News has been received that Spanish climber Rael Saez Candelas has repeated ” Bold Corona” F8a on the 27th January in McCarthy’s Cave at Ghar Lapsi. Rael felt that it was a good idea to also write about this ascent as, in a way, it adds another small footnote to the climbing history of Malta. I think reporting on such ascents of note also creates a bit of a “scene” in Malta and is actually good for everyone to know about whats happening at the cutting edge of climbing here. Thereby, people get psyched and motivated to do routes which are hard for them, whatever the grade!

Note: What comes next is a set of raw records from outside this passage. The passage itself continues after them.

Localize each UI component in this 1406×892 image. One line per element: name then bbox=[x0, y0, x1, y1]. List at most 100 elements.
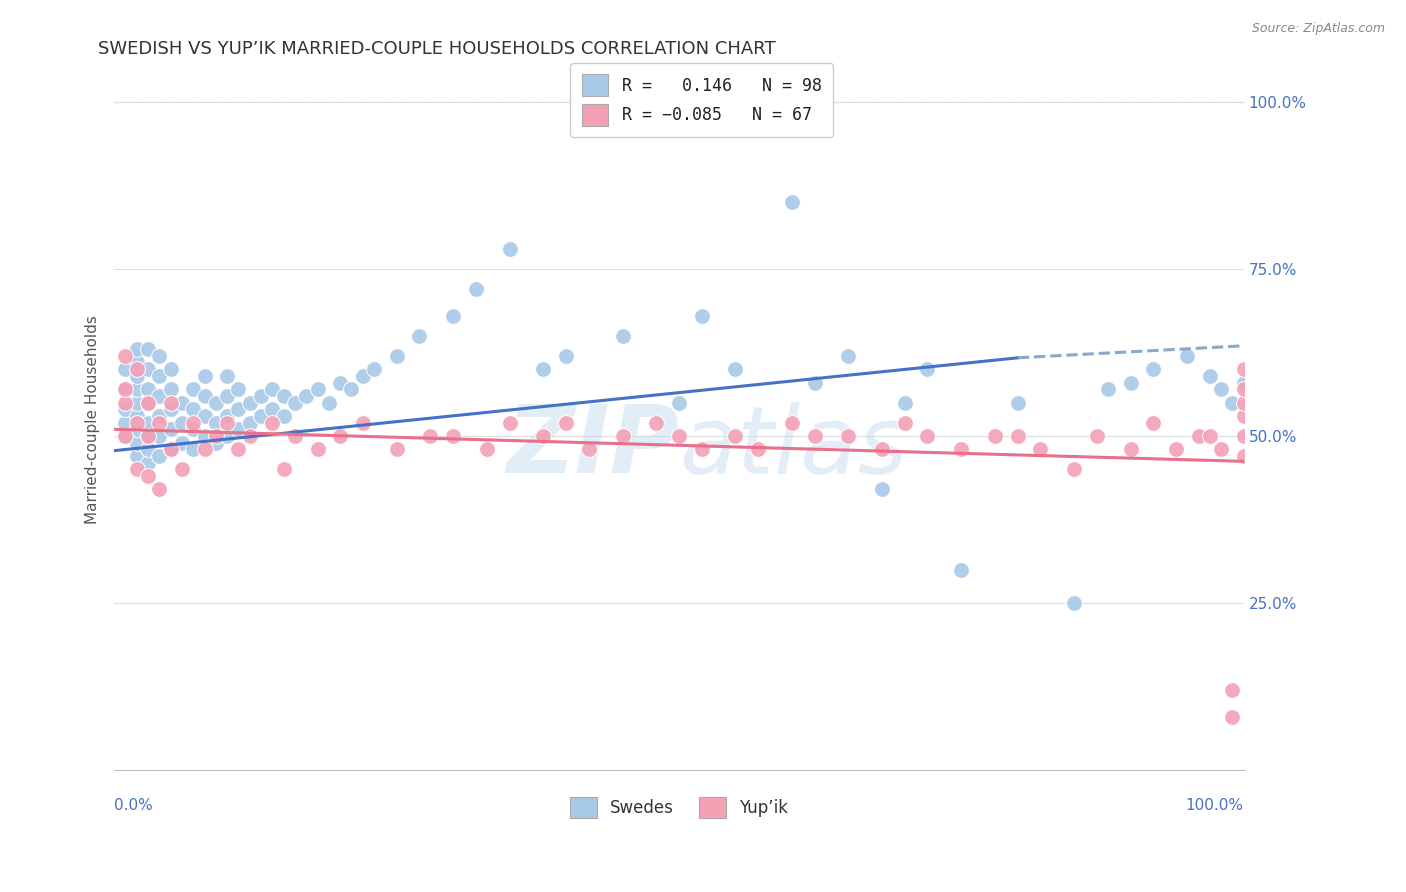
Point bbox=[441, 429, 464, 443]
Point bbox=[159, 362, 181, 376]
Point bbox=[193, 368, 215, 383]
Point bbox=[250, 409, 273, 423]
Point bbox=[352, 368, 374, 383]
Point bbox=[273, 389, 295, 403]
Point bbox=[217, 416, 239, 430]
Point bbox=[205, 435, 228, 450]
Point bbox=[136, 395, 159, 409]
Point bbox=[363, 362, 385, 376]
Point bbox=[114, 349, 136, 363]
Point bbox=[533, 429, 555, 443]
Point bbox=[136, 429, 159, 443]
Point bbox=[780, 195, 803, 210]
Point bbox=[1175, 349, 1198, 363]
Point bbox=[475, 442, 498, 457]
Point bbox=[872, 483, 894, 497]
Point bbox=[217, 389, 239, 403]
Point bbox=[125, 382, 148, 396]
Point bbox=[114, 395, 136, 409]
Point bbox=[159, 442, 181, 457]
Point bbox=[125, 395, 148, 409]
Point bbox=[262, 382, 284, 396]
Point bbox=[136, 395, 159, 409]
Point bbox=[159, 395, 181, 409]
Point bbox=[114, 416, 136, 430]
Point bbox=[114, 382, 136, 396]
Point bbox=[181, 442, 204, 457]
Point bbox=[239, 395, 262, 409]
Point bbox=[193, 409, 215, 423]
Point bbox=[1233, 376, 1256, 390]
Text: 100.0%: 100.0% bbox=[1185, 798, 1244, 813]
Point bbox=[148, 409, 170, 423]
Point bbox=[170, 395, 193, 409]
Point bbox=[1233, 409, 1256, 423]
Point bbox=[329, 376, 352, 390]
Point bbox=[950, 442, 973, 457]
Point bbox=[159, 402, 181, 417]
Point bbox=[159, 442, 181, 457]
Point bbox=[205, 416, 228, 430]
Point bbox=[917, 362, 939, 376]
Text: 0.0%: 0.0% bbox=[114, 798, 153, 813]
Point bbox=[385, 442, 408, 457]
Point bbox=[114, 429, 136, 443]
Point bbox=[136, 429, 159, 443]
Point bbox=[136, 416, 159, 430]
Point bbox=[1029, 442, 1052, 457]
Point bbox=[250, 389, 273, 403]
Point bbox=[170, 416, 193, 430]
Point bbox=[894, 395, 917, 409]
Point bbox=[262, 416, 284, 430]
Point bbox=[984, 429, 1007, 443]
Point bbox=[1119, 376, 1142, 390]
Point bbox=[690, 309, 713, 323]
Point bbox=[668, 429, 690, 443]
Point bbox=[747, 442, 769, 457]
Point bbox=[148, 368, 170, 383]
Point bbox=[193, 442, 215, 457]
Point bbox=[555, 416, 578, 430]
Point bbox=[917, 429, 939, 443]
Point bbox=[181, 402, 204, 417]
Point bbox=[872, 442, 894, 457]
Point bbox=[125, 342, 148, 356]
Point bbox=[239, 429, 262, 443]
Point bbox=[408, 328, 430, 343]
Point bbox=[159, 382, 181, 396]
Point bbox=[1211, 382, 1233, 396]
Point bbox=[837, 429, 859, 443]
Point bbox=[803, 429, 825, 443]
Point bbox=[170, 462, 193, 476]
Point bbox=[950, 563, 973, 577]
Point bbox=[1097, 382, 1119, 396]
Point bbox=[533, 362, 555, 376]
Text: atlas: atlas bbox=[679, 401, 907, 492]
Point bbox=[148, 449, 170, 463]
Point bbox=[307, 442, 329, 457]
Point bbox=[125, 462, 148, 476]
Point bbox=[1063, 462, 1085, 476]
Point bbox=[837, 349, 859, 363]
Point bbox=[228, 382, 250, 396]
Point bbox=[239, 416, 262, 430]
Point bbox=[181, 422, 204, 436]
Point bbox=[1142, 416, 1164, 430]
Point bbox=[114, 429, 136, 443]
Point bbox=[114, 362, 136, 376]
Point bbox=[1085, 429, 1108, 443]
Point bbox=[114, 382, 136, 396]
Point bbox=[441, 309, 464, 323]
Point bbox=[894, 416, 917, 430]
Point bbox=[228, 422, 250, 436]
Point bbox=[193, 389, 215, 403]
Point bbox=[1119, 442, 1142, 457]
Point bbox=[170, 435, 193, 450]
Point bbox=[464, 282, 486, 296]
Point bbox=[1199, 368, 1222, 383]
Point bbox=[125, 435, 148, 450]
Point bbox=[352, 416, 374, 430]
Point bbox=[217, 429, 239, 443]
Point bbox=[125, 422, 148, 436]
Point bbox=[578, 442, 600, 457]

Rael’s own words convey an impression of what its like to be driven to do a route. Maybe “obsession” would be too strong a word to use, but its easy to become so focused on a route, or even just a move, that completing it becomes, indeed an obsession. Some routes can only be done as a result of the intense focus such an obsession gives a climber. A focus on every move, every movement, every hold – a complicated puzzle the solution of which can take years, or months or days of effort to work out. Then finally it all comes together, the weather, the mood or “vibe” is right and the flow continues from hold to hold upwards until the magic moment when the top is reached for the first time in one continuous sequence.
Back to Rael’s words: “what to say of a route that has taken me three long years of tries…putting extenders on..removing them at the end of the season…extenders on again..they would get corroded…I would come back the next year, motivated..then seeing it impossible..depression..motivation…is it really possible for me to do this? A relationship of hate and love. What to say of a route that only depends on how you put your fingers in that so painful and small pocket..a route that was set and first-ascended by a Dutchman who came to the island in 1998 and has now, 15 years later, been repeated!”